Alternativ könnte Europa auf seinem Vorteil als Vorreiter aufbauen, um sich einen Wettbewerbsvorsprung bei neuen umweltfreundlichen Technologien, Produkten und Dienstleistungen zu erwerben. Innovationen können dazu beitragen, das Potenzial derartiger Technologien zu erschließen und die Richtung der wirtschaftlichen Entwicklung zu ändern.

Größe des Marktes als Trumpfkarte

Es gibt ermutigende Anzeichen: Die Kosten für Solarmodule fallen schneller als gedacht, und erneuerbare Energien sind heute konkurrenzfähiger. Doch Europa hat es versäumt, seine Klimaschutzbemühungen in eine industrielle Führungsrolle umzumünzen. Die meisten Solarmodule und Akkus werden heute in China gefertigt.

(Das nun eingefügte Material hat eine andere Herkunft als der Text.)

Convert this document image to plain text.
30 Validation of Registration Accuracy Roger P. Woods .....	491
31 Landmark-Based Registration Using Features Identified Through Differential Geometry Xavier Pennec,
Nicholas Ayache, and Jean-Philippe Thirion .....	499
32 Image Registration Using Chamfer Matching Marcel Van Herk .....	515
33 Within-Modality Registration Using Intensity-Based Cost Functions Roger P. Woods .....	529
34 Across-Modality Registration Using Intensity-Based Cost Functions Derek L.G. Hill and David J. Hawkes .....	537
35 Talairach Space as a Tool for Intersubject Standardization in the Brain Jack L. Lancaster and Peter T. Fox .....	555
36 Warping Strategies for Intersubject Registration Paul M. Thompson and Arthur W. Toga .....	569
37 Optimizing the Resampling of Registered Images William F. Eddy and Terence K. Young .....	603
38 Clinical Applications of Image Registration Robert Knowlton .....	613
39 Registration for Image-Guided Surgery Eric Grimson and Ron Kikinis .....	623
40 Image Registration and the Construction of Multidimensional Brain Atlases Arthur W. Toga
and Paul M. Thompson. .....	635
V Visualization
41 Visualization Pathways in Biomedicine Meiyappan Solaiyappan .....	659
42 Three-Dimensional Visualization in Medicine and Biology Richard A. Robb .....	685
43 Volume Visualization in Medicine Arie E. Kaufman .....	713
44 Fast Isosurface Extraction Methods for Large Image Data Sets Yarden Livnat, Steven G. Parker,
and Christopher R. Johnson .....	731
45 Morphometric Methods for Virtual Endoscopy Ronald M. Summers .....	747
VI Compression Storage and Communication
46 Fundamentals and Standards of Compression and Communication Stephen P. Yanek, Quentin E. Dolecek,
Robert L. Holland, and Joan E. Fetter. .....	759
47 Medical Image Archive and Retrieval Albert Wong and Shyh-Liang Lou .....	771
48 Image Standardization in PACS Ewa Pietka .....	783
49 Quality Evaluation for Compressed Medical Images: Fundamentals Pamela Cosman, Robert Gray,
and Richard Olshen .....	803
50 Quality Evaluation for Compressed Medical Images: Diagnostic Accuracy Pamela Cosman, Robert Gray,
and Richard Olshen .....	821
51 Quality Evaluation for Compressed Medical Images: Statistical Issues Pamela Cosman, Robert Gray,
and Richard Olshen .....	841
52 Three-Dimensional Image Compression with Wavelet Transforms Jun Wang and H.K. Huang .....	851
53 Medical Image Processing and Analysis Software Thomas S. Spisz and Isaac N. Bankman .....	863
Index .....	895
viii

Europas verbleibende Trumpfkarte ist die Größe seines Marktes, auf den noch immer rund 25 Prozent des weltweiten Konsums entfallen. Weil es sich kein globales Unternehmen leisten kann, diesen Markt zu ignorieren, ist die EU eine wichtige Regulierungsmacht in Bereichen wie der Verbrauchersicherheit und dem Datenschutz. Zudem erreichen europäische Normen häufig eine weite Verbreitung, weil Hersteller und Dienstleister, die sich den anspruchsvollen Vorgaben der EU angepasst haben, dazu neigen, diese auch auf anderen Märkten einzuhalten.

Die EU setzt darauf, dass die Kombination aus ihrem eigenen starken Bekenntnis zur Dekarbonisierung und dem viel weicheren, aber globalen Paris-Abkommen die Unternehmen bewegen wird, Forschung und Investitionen auf umweltfreundliche Technologien auszurichten. Selbst wenn andere Länder sich keine ehrgeizigen Ziele setzen, so wird argumentiert, könnten Investitionen in eine neue Richtung umgelenkt werden, um die grüne Entwicklung für alle Länder bezahlbarer zu machen.

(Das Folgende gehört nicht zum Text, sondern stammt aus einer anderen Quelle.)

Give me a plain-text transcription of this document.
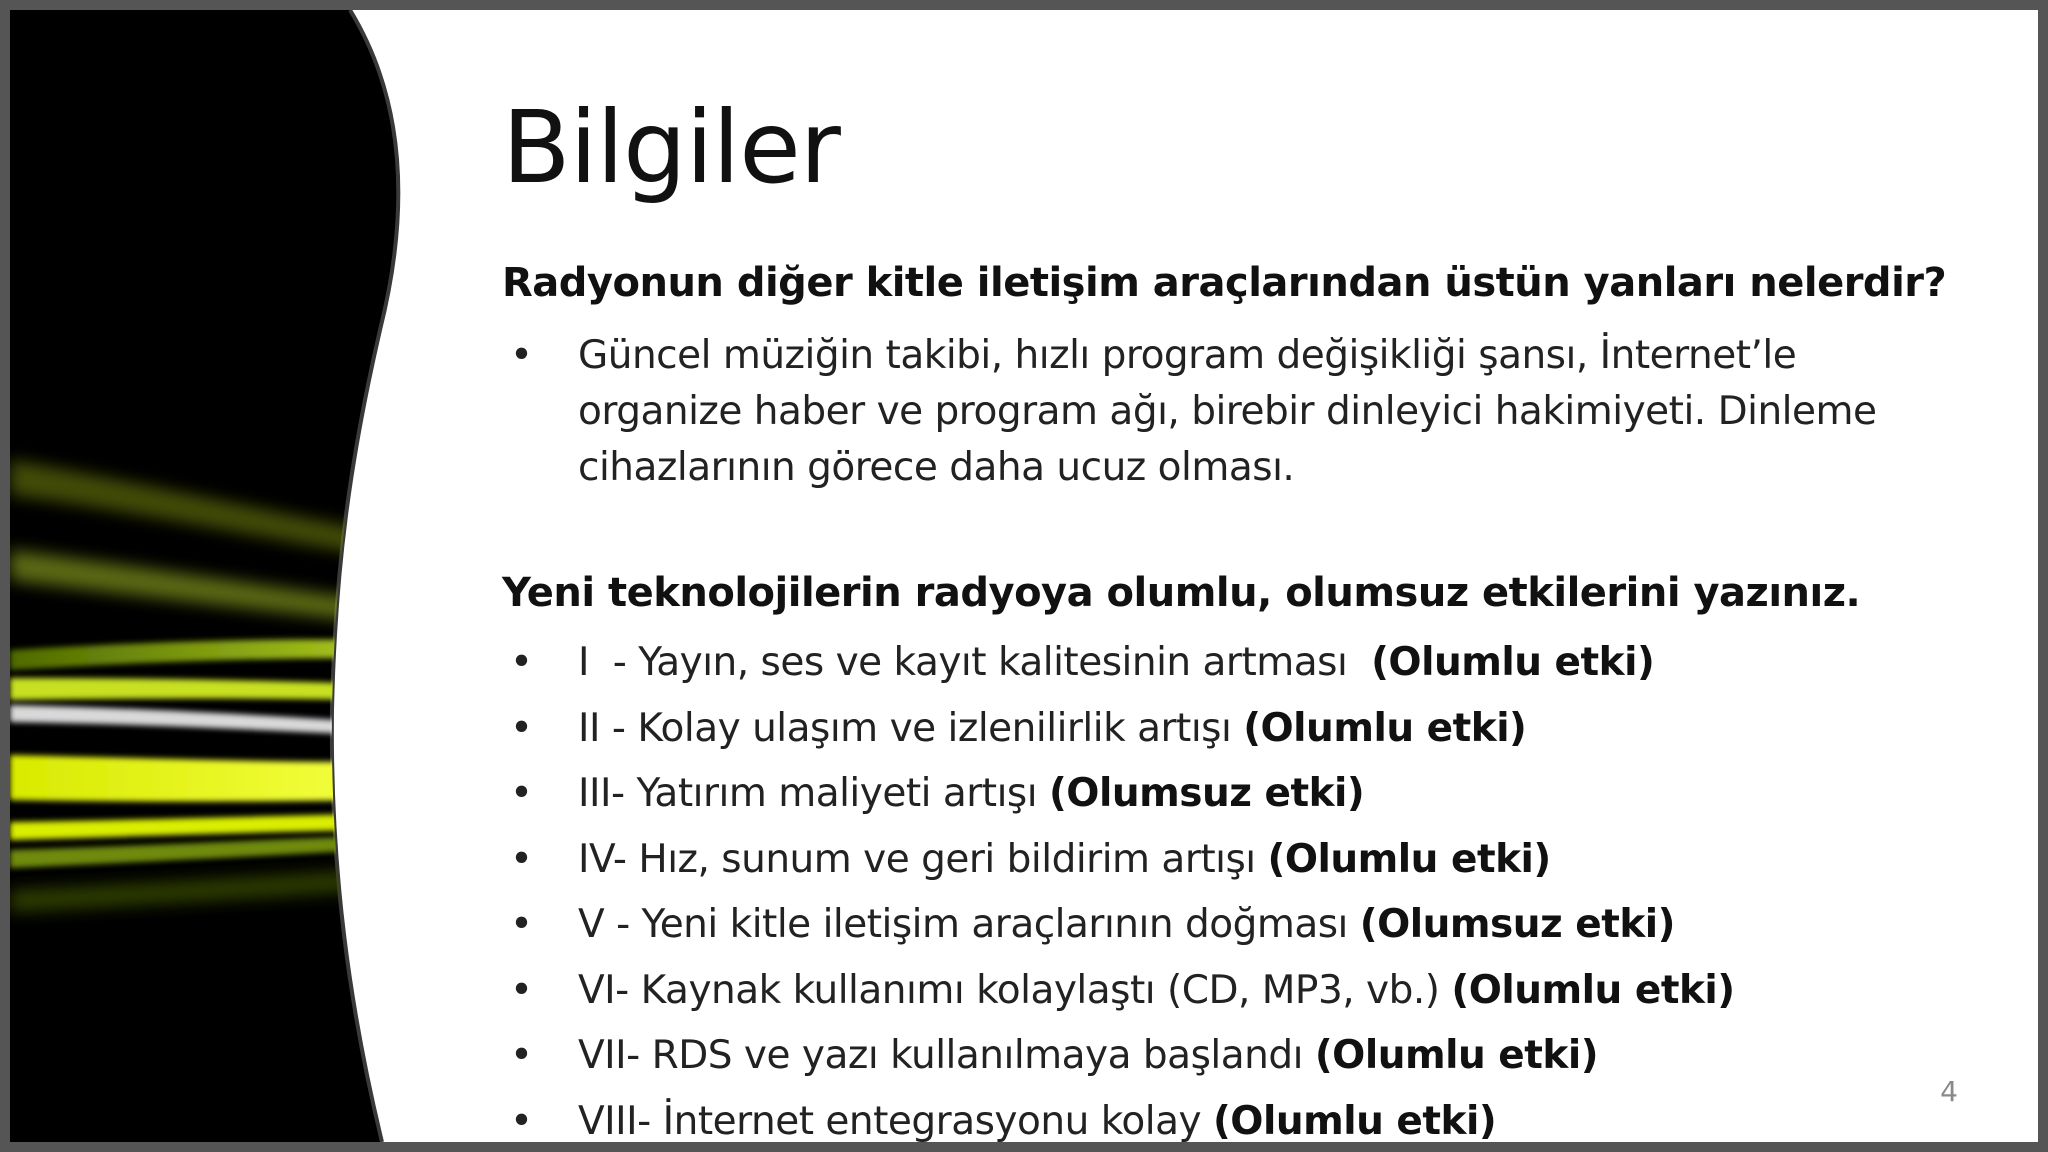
Bilgiler
Radyonun diğer kitle iletişim araçlarından üstün yanları nelerdir?
• Güncel müziğin takibi, hızlı program değişikliği şansı, İnternet’le organize haber ve program ağı, birebir dinleyici hakimiyeti. Dinleme cihazlarının görece daha ucuz olması.
Yeni teknolojilerin radyoya olumlu, olumsuz etkilerini yazınız.
• I  - Yayın, ses ve kayıt kalitesinin artması  (Olumlu etki)
• II - Kolay ulaşım ve izlenilirlik artışı (Olumlu etki)
• III- Yatırım maliyeti artışı (Olumsuz etki)
• IV- Hız, sunum ve geri bildirim artışı (Olumlu etki)
• V - Yeni kitle iletişim araçlarının doğması (Olumsuz etki)
• VI- Kaynak kullanımı kolaylaştı (CD, MP3, vb.) (Olumlu etki)
• VII- RDS ve yazı kullanılmaya başlandı (Olumlu etki)
• VIII- İnternet entegrasyonu kolay (Olumlu etki)
4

CO2-Grenzsteuer nicht so leicht umsetzbar

Die aktuellen Fortschritte in dieser Hinsicht reichen jedoch eindeutig nicht aus, um die globalen Emissionen zu beschränken und den Temperaturanstieg in diesem Jahrhundert deutlich unter 2°C über vorindustriellem Niveau zu halten. So steigen die weltweiten Kapazitäten zur Erzeugung von Strom aus Kohle, weil China und Indien Kraftwerke schneller bauen, als die USA und Europa sie abbauen.

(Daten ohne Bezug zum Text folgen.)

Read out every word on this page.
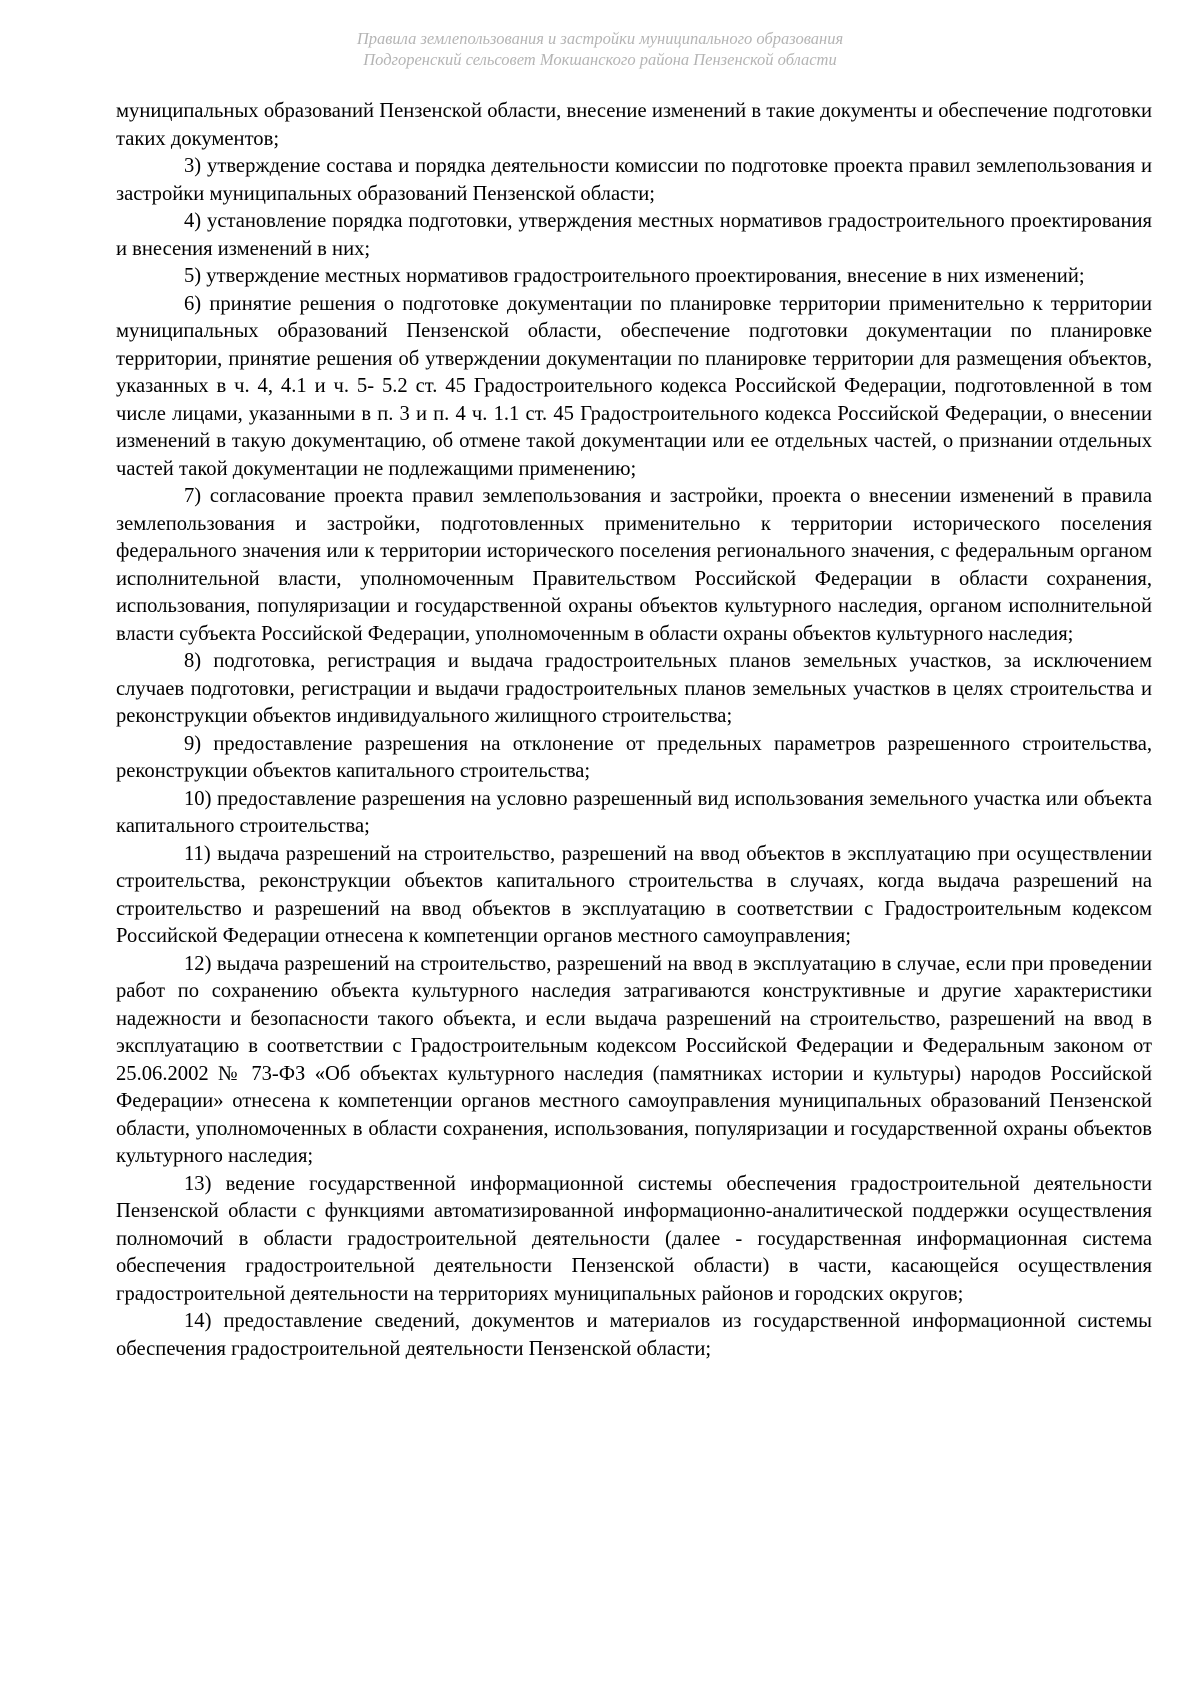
Правила землепользования и застройки муниципального образования
Подгоренский сельсовет Мокшанского района Пензенской области

муниципальных образований Пензенской области, внесение изменений в такие документы и обеспечение подготовки таких документов;

3) утверждение состава и порядка деятельности комиссии по подготовке проекта правил землепользования и застройки муниципальных образований Пензенской области;

4) установление порядка подготовки, утверждения местных нормативов градостроительного проектирования и внесения изменений в них;

5) утверждение местных нормативов градостроительного проектирования, внесение в них изменений;

6) принятие решения о подготовке документации по планировке территории применительно к территории муниципальных образований Пензенской области, обеспечение подготовки документации по планировке территории, принятие решения об утверждении документации по планировке территории для размещения объектов, указанных в ч. 4, 4.1 и ч. 5- 5.2 ст. 45 Градостроительного кодекса Российской Федерации, подготовленной в том числе лицами, указанными в п. 3 и п. 4 ч. 1.1 ст. 45 Градостроительного кодекса Российской Федерации, о внесении изменений в такую документацию, об отмене такой документации или ее отдельных частей, о признании отдельных частей такой документации не подлежащими применению;

7) согласование проекта правил землепользования и застройки, проекта о внесении изменений в правила землепользования и застройки, подготовленных применительно к территории исторического поселения федерального значения или к территории исторического поселения регионального значения, с федеральным органом исполнительной власти, уполномоченным Правительством Российской Федерации в области сохранения, использования, популяризации и государственной охраны объектов культурного наследия, органом исполнительной власти субъекта Российской Федерации, уполномоченным в области охраны объектов культурного наследия;

8) подготовка, регистрация и выдача градостроительных планов земельных участков, за исключением случаев подготовки, регистрации и выдачи градостроительных планов земельных участков в целях строительства и реконструкции объектов индивидуального жилищного строительства;

9) предоставление разрешения на отклонение от предельных параметров разрешенного строительства, реконструкции объектов капитального строительства;

10) предоставление разрешения на условно разрешенный вид использования земельного участка или объекта капитального строительства;

11) выдача разрешений на строительство, разрешений на ввод объектов в эксплуатацию при осуществлении строительства, реконструкции объектов капитального строительства в случаях, когда выдача разрешений на строительство и разрешений на ввод объектов в эксплуатацию в соответствии с Градостроительным кодексом Российской Федерации отнесена к компетенции органов местного самоуправления;

12) выдача разрешений на строительство, разрешений на ввод в эксплуатацию в случае, если при проведении работ по сохранению объекта культурного наследия затрагиваются конструктивные и другие характеристики надежности и безопасности такого объекта, и если выдача разрешений на строительство, разрешений на ввод в эксплуатацию в соответствии с Градостроительным кодексом Российской Федерации и Федеральным законом от 25.06.2002 № 73-ФЗ «Об объектах культурного наследия (памятниках истории и культуры) народов Российской Федерации» отнесена к компетенции органов местного самоуправления муниципальных образований Пензенской области, уполномоченных в области сохранения, использования, популяризации и государственной охраны объектов культурного наследия;

13) ведение государственной информационной системы обеспечения градостроительной деятельности Пензенской области с функциями автоматизированной информационно-аналитической поддержки осуществления полномочий в области градостроительной деятельности (далее - государственная информационная система обеспечения градостроительной деятельности Пензенской области) в части, касающейся осуществления градостроительной деятельности на территориях муниципальных районов и городских округов;

14) предоставление сведений, документов и материалов из государственной информационной системы обеспечения градостроительной деятельности Пензенской области;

Es mangelt Europa daher an Instrumenten, die seinen Übergang zur Klimaneutralität wirtschaftlich und politisch tragbar machen würden. In ihrer Rede vor dem Europäischen Parlament ließ von der Leyen daher eine Bombe platzen: Sie versprach die Einführung einer Grenzsteuer, die darauf zielt, die Verlagerung CO2-intensiver Produktionsbereiche in Länder außerhalb der EU zu verhindern.

Eine derartige Steuer wird auf Beifall bei Umweltschützern stoßen, die (oft fälschlich) glauben, dass Handel schädlich für das Weltklima ist. Wichtiger ist, dass die Maßnahme sowohl Wettbewerbsverzerrungen korrigieren als auch diejenigen abschrecken würde, die versucht sind, sich nicht an der globalen Klimakoalition zu beteiligen. Solange es kein verbindliches Klimaabkommen gibt, ist eine Grenzsteuer auf Kohlenstoff wirtschaftlich sinnvoll.

Doch ist eine derartige Steuer nicht so leicht umsetzbar. Überzeugte Befürworter des Freihandels werden Zeter und Mordio schreien. Die Importeure werden protestieren. Die Entwicklungsländer und (sofern sie nicht den Kurs ändern) die USA werden die Maßnahme als protektionistische Aggression darstellen. Und das bröckelnde Welthandelssystem wird eine neue Erschütterung erleiden.

Es ist eine Ironie, dass die neue Führung der bisher unnachgiebig für offene Märkte eingetretenen EU vermutlich einen Konflikt zwischen Klimaschutz und Freihandel auslösen wird. Doch dieser Konflikt ist unvermeidlich. Wie er geführt wird, wird sowohl das Schicksal der Globalisierung als auch des Klimas bestimmen.